Leitlinien sind für Ärztinnen und Ärzte eine wichtige Stütze im klinischen Alltag, um ihre Patientinnen und Patienten nach neuestem Stand der Wissenschaft bestmöglich zu behandeln. Dabei dienen die Leitlinien als verlässliche Handlungsempfehlungen in spezifischen Situationen.

Pocket-Leitlinien sind Leitlinien in kompakter, praxisorientierter Form. Bei Übersetzungen von Pocket-Leitlinien der ESC werden alle Empfehlungsklassen und Evidenzgrade der Langfassung übernommen.

Master Pocket-Leitlinien stellen eine Zusammenfassung der wichtigsten Aspekte der Leitlinienempfehlungen in Form von grafischen Diagnose- und Therapiealgorithmen dar. Als Quelle der Empfehlungen dienen dabei vorwiegend die nach strengen wissenschaftlichen Kriterien erstellten Leitlinien der European Society of Cardiology (ESC) sowie deren deutsche Übersetzung durch die DGK.

CardioCards behandeln im Wesentlichen Themen der Diagnostik und Akuttherapie für den ambulanten Bereich.

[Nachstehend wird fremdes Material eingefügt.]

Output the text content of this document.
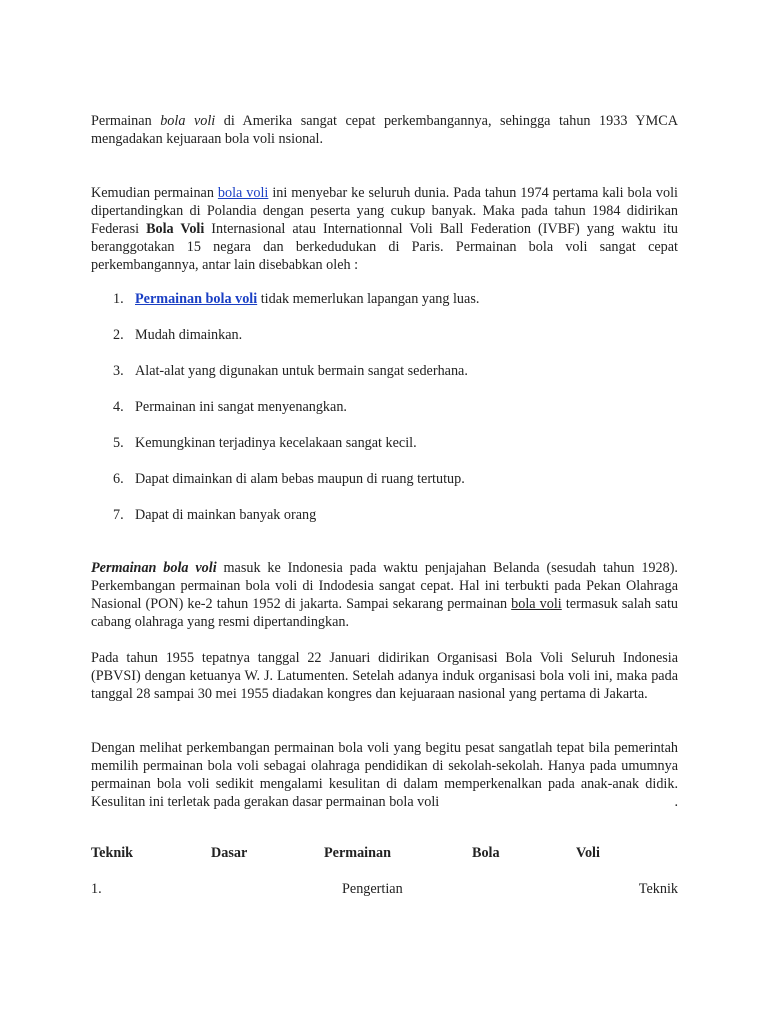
Permainan bola voli di Amerika sangat cepat perkembangannya, sehingga tahun 1933 YMCA mengadakan kejuaraan bola voli nsional.

Kemudian permainan bola voli ini menyebar ke seluruh dunia. Pada tahun 1974 pertama kali bola voli dipertandingkan di Polandia dengan peserta yang cukup banyak. Maka pada tahun 1984 didirikan Federasi Bola Voli Internasional atau Internationnal Voli Ball Federation (IVBF) yang waktu itu beranggotakan 15 negara dan berkedudukan di Paris. Permainan bola voli sangat cepat perkembangannya, antar lain disebabkan oleh :

1. Permainan bola voli tidak memerlukan lapangan yang luas.
2. Mudah dimainkan.
3. Alat-alat yang digunakan untuk bermain sangat sederhana.
4. Permainan ini sangat menyenangkan.
5. Kemungkinan terjadinya kecelakaan sangat kecil.
6. Dapat dimainkan di alam bebas maupun di ruang tertutup.
7. Dapat di mainkan banyak orang

Permainan bola voli masuk ke Indonesia pada waktu penjajahan Belanda (sesudah tahun 1928). Perkembangan permainan bola voli di Indodesia sangat cepat. Hal ini terbukti pada Pekan Olahraga Nasional (PON) ke-2 tahun 1952 di jakarta. Sampai sekarang permainan bola voli termasuk salah satu cabang olahraga yang resmi dipertandingkan.

Pada tahun 1955 tepatnya tanggal 22 Januari didirikan Organisasi Bola Voli Seluruh Indonesia (PBVSI) dengan ketuanya W. J. Latumenten. Setelah adanya induk organisasi bola voli ini, maka pada tanggal 28 sampai 30 mei 1955 diadakan kongres dan kejuaraan nasional yang pertama di Jakarta.

Dengan melihat perkembangan permainan bola voli yang begitu pesat sangatlah tepat bila pemerintah memilih permainan bola voli sebagai olahraga pendidikan di sekolah-sekolah. Hanya pada umumnya permainan bola voli sedikit mengalami kesulitan di dalam memperkenalkan pada anak-anak didik. Kesulitan ini terletak pada gerakan dasar permainan bola voli	.

Teknik	Dasar	Permainan	Bola	Voli
1.	Pengertian	Teknik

Hier werden die essenziellen Informationen von Leitlinien komprimiert und übersichtlich zusammengefasst.

Kommentare beinhalten Hinweise, wie sich die neuen von den alten Leitlinien unterscheiden, Hinweise auf wesentliche Neuerungen, die seit dem Erscheinen der ESC-Leitlinien bekannt geworden sind, Diskussion kontroverser Empfehlungen in den ESC-Leitlinien sowie Möglichkeiten und Grenzen der Leitlinienumsetzung im Bereich des deutschen Gesundheitswesens.

Ein Positionspapier behandelt eine Fragestellung von großem allgemeinen Interesse, für die keine aktuelle Leitlinie vorliegt.

Bei einem Konsensuspapier handelt es sich um ein von mehreren Fachgesellschaften getragenes Statement.

Diese Veröffentlichungen enthalten Empfehlungen einer DGK-Arbeitsgruppe zu einer speziellen Frage von großem Interesse.

Stellungnahmen der DGK beziehen sich auf gesundheitspolitische Fragestellungen und erfolgen durch den Vorstand, gemeinsam mit Kommissionen und Projektgruppen. Sofern möglich und sinnvoll, werden auch Fachgesellschaft-übergreifende Stellungnahmen ausgearbeitet.

Ein Manual ist eine praktisch orientierte Expertenempfehlung für wesentliche kardiovaskuläre Prozeduren.